Keeping the base unit price artificial low - which fits the VIC-20
Create a lock in situation - similar here.
Today it has become different as adding a CPU to a peripheral is no big deal, and even the most primitive devices already got one.
Was there a reason it was difficult to daisy chain a cassette drive?
It wasn't difficult, but costly. To make it work with a bus, the cassette drive would have need its own CPU and interface. This would have cranked the cost up to half way to a disk drive and way beyond 150 USD (early 80s). But to sell a cheap home computer (like the VIC) some cheap mass storage was esential to make it useful. So adding a separate connector and driving the cassette with as least additional hardware as possible was mandatory.
Atari had the same issue as they (rightfully) believed that a computer cassette recorder may be priced higher than a similar audio device, but not 3-4 times as much. So the SIO connector is in fact a bastard of a dedicated cassette interface and a serial bus (*2). When operated as cassette port the serial lines are used different. Clock was not driven, but data-out carried a (square wave) audio signal when writing to cassette.
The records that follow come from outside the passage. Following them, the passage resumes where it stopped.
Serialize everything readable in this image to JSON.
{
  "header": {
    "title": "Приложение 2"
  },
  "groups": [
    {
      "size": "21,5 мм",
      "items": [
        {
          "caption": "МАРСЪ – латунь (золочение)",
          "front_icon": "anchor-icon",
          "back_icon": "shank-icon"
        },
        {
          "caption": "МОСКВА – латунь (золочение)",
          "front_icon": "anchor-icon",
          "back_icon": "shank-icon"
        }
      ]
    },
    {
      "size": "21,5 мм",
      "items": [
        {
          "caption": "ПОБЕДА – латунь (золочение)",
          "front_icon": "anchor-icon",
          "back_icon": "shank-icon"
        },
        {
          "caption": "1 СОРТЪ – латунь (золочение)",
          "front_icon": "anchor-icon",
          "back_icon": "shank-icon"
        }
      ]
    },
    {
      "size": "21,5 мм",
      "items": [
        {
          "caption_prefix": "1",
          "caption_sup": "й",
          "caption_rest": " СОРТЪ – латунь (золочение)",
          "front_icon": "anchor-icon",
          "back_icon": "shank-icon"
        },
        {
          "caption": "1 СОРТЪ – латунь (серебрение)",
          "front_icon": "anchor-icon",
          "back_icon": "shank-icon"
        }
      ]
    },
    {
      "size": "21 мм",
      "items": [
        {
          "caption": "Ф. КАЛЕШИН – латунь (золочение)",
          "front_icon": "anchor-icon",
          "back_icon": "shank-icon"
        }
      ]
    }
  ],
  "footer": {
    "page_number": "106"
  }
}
For reading the recorder has a set of filters to directly convert the tones into a bitstream (*3) - which the CPU had to synchronize and decode. The whole operation was enabled by the MOTOR signal (*4). During cassette operation no SIO device could be operated interleaved (*5).
Did any early microcomputer actually have a daisy chained cassette drive?
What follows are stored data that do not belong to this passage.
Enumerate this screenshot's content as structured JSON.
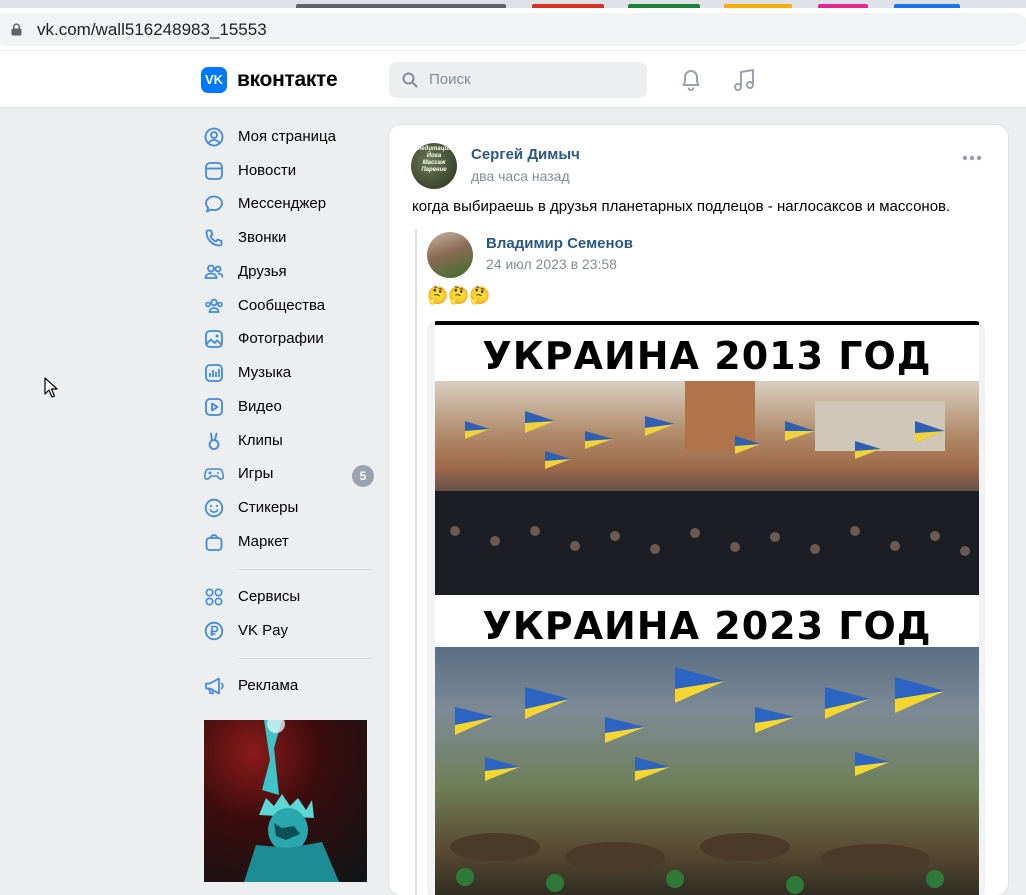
{
  "browser": {
    "url": "vk.com/wall516248983_15553"
  },
  "header": {
    "logo": "VK",
    "brand": "вконтакте",
    "search_placeholder": "Поиск"
  },
  "sidebar": {
    "items": [
      {
        "label": "Моя страница",
        "icon": "user-circle-icon"
      },
      {
        "label": "Новости",
        "icon": "newsfeed-icon"
      },
      {
        "label": "Мессенджер",
        "icon": "message-icon"
      },
      {
        "label": "Звонки",
        "icon": "phone-icon"
      },
      {
        "label": "Друзья",
        "icon": "friends-icon"
      },
      {
        "label": "Сообщества",
        "icon": "communities-icon"
      },
      {
        "label": "Фотографии",
        "icon": "photo-icon"
      },
      {
        "label": "Музыка",
        "icon": "music-icon"
      },
      {
        "label": "Видео",
        "icon": "video-icon"
      },
      {
        "label": "Клипы",
        "icon": "clips-icon"
      },
      {
        "label": "Игры",
        "icon": "games-icon",
        "badge": "5"
      },
      {
        "label": "Стикеры",
        "icon": "stickers-icon"
      },
      {
        "label": "Маркет",
        "icon": "market-icon"
      },
      {
        "label": "Сервисы",
        "icon": "services-icon"
      },
      {
        "label": "VK Pay",
        "icon": "vkpay-icon"
      },
      {
        "label": "Реклама",
        "icon": "ads-icon"
      }
    ]
  },
  "post": {
    "author": "Сергей Димыч",
    "time": "два часа назад",
    "text": "когда выбираешь в друзья планетарных подлецов - наглосаксов и массонов.",
    "avatar_text": "Медитация Йога Массаж Парение",
    "repost": {
      "author": "Владимир Семенов",
      "time": "24 июл 2023 в 23:58",
      "emoji": "🤔🤔🤔",
      "image_caption_top": "УКРАИНА 2013 ГОД",
      "image_caption_bottom": "УКРАИНА 2023 ГОД"
    }
  },
  "colors": {
    "accent": "#0077ff",
    "link": "#2a5885",
    "secondary_text": "#818c99",
    "page_bg": "#edeef0"
  }
}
Yes - as usual depending on the value of early.
The 1979 HP41C got in 1982 a HP-IL controler (82160A) enabling the use of a 82161A Tape Drive. Likewise the HP150 (1983) and HP110 (1984) desktop computers featured default HP-IL enabling the use of the same tape deck.
There where also (third party) cassette drives for IEEE 488 (HP-IB) - I remember one operating with a Commodore CBM (*6).
Other than that I can't remember any.
The Atari SIO did only support this in a mechanical sense as there could only be one cassette drive and that could only be operated alternating with SIO devices.
Much like the cassette docking stations for Sharp's handheld computers. Here also a generic interface was fitted with some additional lines for cassette handling.
Now, when stretching this a bit, every computer bus can be used in daisy chain fashion. Just think of the TI99/4 (literally) wide extensions or Sinclair's rucksack devices.
*1 - That Apple translated this advantage into an even higher profit is not a technical story.
*2 - More correct so it started out as a cassette port that turned into a serial bus during development.
*3 - The hardware frequency discriminator war also the reason why there where no real fast speedtape formats for the Atari.
*4 - Well, not really, as regular SIO-Devices (non-cassette that is) did not monitor the motor line. To them nothing happened on the bus as there was no clock signal. While this should have been sufficient as locking, it could lead to a very strange problem with unfinished disk operations when starting a cassette read, resulting in locking up the disk drive until a reset is send out.
*5 - Yes, of course did clever programmers find a way to write low level routines to create some parallel operation, but that was confined to very special usecases.
*6 - That setup was even more special, as it was used to control the nightly transmission of a radio station. The cassette decks (there where in the end several) weren't used for data storage as maybe intended, but to hold prerecorded shows/music and the Commodore did select which drive to operate at the right time. In the beginning it was only whole segments (a little less than 15 minutes each), later on the software got extended to select single songs of the repertoire (the collection of all cassettes in all drives) according to a classification system (they called it 'program colour') and shuffle them in random order while taking into account when a specific song has been played last time (avoiding twice the same within a few hours). But that's a separate story :))
This might be fairly standard since some years, but in ~1981 it was revolutionary.